Beer has been confirmed as Britain’s favorite alcoholic drink, according to data published by the British Beer and Pub Association (BBPA) in its annual Statistical Handbook.
Using data provided by HMRC, the BBPA conducted analysis which found that, in 2018, 8.5 billion pints (48,559,000 hectolitres) of beer were sold in the UK — more than any other alcoholic drink.
In comparison, 7.4bn 175ml glasses of wine (the equivalent to 12,901,700hl) and 1.2bn pints of cider (6,804,000hl) were sold over the same period.
Data collated by the BBPA for its 2019 Statistical Handbook also found that 100 new breweries opened in the UK in 2018, taking the total number of UK breweries to 2,530 — an increase of 2,030 since 2000.

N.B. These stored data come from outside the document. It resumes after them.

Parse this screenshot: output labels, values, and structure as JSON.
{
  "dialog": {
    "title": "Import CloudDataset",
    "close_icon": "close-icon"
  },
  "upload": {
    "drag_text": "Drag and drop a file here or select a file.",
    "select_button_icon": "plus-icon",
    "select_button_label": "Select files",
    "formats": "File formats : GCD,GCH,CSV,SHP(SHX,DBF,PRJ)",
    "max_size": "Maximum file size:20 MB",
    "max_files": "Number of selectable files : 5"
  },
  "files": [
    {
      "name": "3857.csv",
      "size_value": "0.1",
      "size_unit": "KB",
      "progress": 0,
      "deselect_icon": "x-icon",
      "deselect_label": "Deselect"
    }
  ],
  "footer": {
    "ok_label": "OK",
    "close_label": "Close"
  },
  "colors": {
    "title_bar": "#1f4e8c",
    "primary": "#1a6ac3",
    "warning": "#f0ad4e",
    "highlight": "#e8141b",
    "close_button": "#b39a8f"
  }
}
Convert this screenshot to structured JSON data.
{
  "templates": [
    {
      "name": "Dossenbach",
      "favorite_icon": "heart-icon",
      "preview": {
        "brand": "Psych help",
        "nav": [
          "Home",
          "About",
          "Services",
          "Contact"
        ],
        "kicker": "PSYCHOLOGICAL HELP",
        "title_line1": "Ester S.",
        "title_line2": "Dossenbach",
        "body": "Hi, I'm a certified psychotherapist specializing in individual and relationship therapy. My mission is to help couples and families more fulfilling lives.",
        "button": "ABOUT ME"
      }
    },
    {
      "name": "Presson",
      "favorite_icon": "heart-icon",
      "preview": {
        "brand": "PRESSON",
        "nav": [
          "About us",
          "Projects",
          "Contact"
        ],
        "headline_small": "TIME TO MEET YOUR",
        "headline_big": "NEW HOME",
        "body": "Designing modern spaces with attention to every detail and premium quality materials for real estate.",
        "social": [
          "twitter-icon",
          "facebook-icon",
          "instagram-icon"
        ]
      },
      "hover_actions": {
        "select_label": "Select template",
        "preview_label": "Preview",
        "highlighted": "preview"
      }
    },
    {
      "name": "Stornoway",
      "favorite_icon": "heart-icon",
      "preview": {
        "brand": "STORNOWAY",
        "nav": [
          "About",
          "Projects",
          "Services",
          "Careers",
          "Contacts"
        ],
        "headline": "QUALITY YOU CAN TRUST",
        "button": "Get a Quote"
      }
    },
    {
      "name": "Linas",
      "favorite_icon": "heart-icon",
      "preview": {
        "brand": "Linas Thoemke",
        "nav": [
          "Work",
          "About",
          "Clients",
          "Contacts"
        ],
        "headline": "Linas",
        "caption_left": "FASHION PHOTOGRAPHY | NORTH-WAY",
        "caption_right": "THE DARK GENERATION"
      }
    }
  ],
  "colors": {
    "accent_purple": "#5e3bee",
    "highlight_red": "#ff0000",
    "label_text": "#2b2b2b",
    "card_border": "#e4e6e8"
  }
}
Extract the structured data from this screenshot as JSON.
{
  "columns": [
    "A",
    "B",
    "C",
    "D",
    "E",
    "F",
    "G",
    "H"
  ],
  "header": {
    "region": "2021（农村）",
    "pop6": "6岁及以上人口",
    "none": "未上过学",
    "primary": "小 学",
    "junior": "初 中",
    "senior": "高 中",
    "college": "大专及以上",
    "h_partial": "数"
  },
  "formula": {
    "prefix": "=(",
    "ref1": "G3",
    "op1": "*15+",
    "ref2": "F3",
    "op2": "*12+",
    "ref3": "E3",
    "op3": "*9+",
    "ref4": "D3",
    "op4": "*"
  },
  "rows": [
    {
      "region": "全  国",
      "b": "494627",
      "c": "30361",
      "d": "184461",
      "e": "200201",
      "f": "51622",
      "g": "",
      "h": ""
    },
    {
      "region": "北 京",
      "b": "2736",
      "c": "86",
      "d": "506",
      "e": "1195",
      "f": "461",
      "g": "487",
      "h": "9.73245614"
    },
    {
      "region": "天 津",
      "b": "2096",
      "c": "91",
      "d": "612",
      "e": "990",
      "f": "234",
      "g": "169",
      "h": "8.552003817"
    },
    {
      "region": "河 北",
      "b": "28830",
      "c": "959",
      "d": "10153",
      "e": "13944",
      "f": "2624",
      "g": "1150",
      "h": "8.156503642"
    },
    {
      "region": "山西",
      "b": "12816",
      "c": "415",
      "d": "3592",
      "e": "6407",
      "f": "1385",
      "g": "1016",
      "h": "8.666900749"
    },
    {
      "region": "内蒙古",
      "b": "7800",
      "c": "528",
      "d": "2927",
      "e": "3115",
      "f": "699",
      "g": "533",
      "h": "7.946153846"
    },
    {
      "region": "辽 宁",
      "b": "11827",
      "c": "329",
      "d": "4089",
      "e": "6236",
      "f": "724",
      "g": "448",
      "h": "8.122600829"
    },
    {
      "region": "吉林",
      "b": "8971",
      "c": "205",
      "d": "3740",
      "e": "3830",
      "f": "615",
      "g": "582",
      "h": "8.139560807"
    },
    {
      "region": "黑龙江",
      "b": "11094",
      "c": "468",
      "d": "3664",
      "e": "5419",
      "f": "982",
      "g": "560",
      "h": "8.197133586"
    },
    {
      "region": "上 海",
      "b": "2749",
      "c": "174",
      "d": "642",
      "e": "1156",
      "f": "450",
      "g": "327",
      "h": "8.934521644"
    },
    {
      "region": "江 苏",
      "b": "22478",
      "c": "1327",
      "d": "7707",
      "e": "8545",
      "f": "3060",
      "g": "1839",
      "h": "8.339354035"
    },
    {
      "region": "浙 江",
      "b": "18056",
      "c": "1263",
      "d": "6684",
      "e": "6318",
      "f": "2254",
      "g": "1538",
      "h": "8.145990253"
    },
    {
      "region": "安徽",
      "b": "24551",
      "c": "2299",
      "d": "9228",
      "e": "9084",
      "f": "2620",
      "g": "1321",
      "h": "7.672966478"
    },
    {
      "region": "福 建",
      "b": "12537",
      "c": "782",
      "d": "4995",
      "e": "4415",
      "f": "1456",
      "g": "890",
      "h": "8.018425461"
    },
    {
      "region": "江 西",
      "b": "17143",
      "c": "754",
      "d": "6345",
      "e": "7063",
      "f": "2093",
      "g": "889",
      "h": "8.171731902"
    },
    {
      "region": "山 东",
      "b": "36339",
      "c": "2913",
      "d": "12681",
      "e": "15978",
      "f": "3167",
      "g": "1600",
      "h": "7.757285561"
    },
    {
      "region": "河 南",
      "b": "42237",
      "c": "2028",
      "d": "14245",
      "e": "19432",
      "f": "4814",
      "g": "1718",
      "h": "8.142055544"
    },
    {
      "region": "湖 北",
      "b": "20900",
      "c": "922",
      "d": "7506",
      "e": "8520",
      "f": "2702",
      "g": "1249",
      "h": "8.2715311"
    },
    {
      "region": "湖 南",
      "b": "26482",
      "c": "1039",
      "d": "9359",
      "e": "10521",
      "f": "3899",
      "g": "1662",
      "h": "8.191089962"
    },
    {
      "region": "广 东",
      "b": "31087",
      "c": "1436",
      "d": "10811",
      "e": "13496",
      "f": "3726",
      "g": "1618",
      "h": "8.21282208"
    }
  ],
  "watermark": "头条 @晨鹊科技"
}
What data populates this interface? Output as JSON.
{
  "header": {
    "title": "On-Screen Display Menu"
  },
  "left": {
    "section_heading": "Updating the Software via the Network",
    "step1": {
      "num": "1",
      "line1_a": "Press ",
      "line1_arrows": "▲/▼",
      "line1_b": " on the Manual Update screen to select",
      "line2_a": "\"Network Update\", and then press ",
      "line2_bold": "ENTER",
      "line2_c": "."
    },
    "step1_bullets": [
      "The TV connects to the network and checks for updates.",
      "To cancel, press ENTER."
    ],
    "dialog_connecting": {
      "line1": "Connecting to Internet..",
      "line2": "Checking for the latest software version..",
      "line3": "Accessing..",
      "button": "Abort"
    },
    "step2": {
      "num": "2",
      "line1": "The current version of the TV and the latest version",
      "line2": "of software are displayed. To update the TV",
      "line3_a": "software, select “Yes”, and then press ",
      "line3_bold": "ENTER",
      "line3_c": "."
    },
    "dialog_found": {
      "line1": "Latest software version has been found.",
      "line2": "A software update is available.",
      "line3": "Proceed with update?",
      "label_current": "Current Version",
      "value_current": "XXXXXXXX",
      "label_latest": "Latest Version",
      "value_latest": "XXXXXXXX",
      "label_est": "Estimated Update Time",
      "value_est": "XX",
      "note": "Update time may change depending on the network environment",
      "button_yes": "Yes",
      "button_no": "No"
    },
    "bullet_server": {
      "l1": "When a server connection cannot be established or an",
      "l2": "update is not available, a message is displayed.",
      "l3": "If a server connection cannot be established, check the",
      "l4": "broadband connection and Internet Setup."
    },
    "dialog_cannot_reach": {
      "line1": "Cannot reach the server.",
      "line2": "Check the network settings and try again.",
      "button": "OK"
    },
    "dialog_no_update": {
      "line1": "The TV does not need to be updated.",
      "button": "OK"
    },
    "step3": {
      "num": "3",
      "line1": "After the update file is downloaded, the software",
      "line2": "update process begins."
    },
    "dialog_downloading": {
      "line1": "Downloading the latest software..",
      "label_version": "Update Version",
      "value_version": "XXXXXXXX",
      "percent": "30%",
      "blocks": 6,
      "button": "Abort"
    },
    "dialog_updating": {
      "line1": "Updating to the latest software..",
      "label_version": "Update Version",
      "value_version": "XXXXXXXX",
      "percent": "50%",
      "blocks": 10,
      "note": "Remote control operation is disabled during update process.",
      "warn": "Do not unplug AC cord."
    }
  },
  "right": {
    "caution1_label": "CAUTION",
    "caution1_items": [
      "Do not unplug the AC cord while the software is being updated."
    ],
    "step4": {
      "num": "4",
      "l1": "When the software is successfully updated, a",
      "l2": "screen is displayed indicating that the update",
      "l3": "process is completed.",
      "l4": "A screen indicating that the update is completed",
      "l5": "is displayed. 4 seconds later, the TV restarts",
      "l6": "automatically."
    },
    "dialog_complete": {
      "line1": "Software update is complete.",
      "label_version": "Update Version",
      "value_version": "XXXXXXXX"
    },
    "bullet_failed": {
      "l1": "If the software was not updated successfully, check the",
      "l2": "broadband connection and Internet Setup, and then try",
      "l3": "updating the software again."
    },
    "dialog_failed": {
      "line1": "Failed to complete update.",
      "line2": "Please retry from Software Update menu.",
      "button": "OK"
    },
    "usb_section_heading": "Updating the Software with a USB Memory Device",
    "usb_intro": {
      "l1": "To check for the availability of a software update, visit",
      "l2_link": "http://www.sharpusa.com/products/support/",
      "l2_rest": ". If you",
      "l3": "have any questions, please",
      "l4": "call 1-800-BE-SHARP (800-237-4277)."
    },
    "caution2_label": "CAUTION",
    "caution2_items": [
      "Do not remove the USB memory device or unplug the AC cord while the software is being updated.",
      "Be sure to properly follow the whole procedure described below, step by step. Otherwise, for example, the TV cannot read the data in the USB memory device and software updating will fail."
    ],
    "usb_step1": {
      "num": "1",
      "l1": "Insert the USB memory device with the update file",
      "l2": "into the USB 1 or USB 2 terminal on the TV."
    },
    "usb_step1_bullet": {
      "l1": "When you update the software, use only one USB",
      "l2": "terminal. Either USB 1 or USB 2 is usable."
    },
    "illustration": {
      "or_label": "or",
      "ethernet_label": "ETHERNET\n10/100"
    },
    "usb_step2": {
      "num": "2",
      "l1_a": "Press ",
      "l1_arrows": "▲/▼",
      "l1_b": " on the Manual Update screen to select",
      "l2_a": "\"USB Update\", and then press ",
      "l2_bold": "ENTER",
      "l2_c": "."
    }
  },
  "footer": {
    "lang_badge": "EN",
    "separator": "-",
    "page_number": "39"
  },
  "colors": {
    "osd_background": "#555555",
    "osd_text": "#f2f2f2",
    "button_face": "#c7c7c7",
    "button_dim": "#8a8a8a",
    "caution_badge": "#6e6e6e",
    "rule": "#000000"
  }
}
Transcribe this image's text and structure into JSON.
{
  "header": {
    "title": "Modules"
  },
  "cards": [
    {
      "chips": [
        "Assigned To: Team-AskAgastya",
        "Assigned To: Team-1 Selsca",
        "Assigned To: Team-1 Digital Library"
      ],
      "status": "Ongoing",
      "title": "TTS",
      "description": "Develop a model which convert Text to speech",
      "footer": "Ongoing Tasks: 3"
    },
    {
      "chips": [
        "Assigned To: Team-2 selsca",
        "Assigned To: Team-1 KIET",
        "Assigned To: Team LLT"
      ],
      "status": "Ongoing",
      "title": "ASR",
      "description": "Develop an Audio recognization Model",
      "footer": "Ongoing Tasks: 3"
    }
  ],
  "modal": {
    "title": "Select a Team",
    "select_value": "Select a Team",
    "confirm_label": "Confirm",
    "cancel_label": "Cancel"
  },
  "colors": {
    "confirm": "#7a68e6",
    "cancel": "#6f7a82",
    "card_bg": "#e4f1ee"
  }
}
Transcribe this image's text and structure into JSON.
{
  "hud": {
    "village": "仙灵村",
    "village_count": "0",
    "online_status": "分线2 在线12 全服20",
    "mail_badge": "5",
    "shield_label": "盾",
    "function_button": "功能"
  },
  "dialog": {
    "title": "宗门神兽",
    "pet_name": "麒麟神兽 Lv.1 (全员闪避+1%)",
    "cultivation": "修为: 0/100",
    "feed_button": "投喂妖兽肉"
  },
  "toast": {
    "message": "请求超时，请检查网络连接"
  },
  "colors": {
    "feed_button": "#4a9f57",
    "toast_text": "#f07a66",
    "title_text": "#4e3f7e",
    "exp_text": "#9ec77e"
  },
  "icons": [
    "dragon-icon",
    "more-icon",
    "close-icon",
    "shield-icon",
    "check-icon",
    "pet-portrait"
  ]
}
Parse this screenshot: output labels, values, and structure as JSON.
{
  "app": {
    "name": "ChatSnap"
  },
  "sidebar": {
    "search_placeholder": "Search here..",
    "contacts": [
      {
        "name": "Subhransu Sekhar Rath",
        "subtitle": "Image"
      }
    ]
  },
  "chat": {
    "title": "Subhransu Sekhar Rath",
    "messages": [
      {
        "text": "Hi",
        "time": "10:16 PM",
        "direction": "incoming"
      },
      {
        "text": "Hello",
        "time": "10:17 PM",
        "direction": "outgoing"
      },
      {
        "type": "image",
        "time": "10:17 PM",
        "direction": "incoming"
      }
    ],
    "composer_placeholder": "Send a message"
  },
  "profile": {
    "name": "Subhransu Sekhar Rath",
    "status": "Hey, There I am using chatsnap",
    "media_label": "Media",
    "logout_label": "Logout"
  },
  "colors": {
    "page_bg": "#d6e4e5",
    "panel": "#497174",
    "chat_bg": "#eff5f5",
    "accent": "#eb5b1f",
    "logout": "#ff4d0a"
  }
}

The BBPA says that although beer is the best-selling and most popular alcoholic drink, it remains over-taxed in the UK.
At present, Brits pay 11 times more beer duty than drinkers in Germany or Spain, paying 54p in beer duty on a 5% ABV pint of beer. This is despite beer being vital to the UK’s manufacturing sector, with 82% of the beer brewed in the UK being drunk in the UK.
Britain’s Beer Alliance is calling on the Chancellor to cut beer tax at the next Budget
Combined, pubs and brewing create almost 900,000 jobs in the UK, says the BBPA. In pubs alone, seven in every ten alcoholic drinks sold are beer, making beer tax a particular burden.
The BBPA is, therefore, continuing to back the Long Live the Local campaign, led by Britain’s Beer Alliance. The campaign is calling on the Chancellor to cut beer tax at the next budget to support community locals who sell a higher proportion of beer, making them particularly sensitive to beer tax hikes.
Alongside this, the BBPA is also campaigning to reduce high business rates that also disproportionately affect pubs.
Brigid Simmonds, chief executive of the BBPA, said: “It is clear from these numbers that beer is the most popular alcoholic drink, but it is, without doubt, overtaxed. In fact, we pay 11 times more beer tax than Germany or Spain. Because the public finances assume an RPI increase every year, we also face another tax hike on top of that in the next Budget.
“Should tax on a pint continue to rise, then drinking in the pub will no longer be affordable for many British beer drinkers, meaning pubs will continue to close. This is why we are backing the Long Live the Local campaign, calling on the Chancellor to cut beer tax and support local pubs.”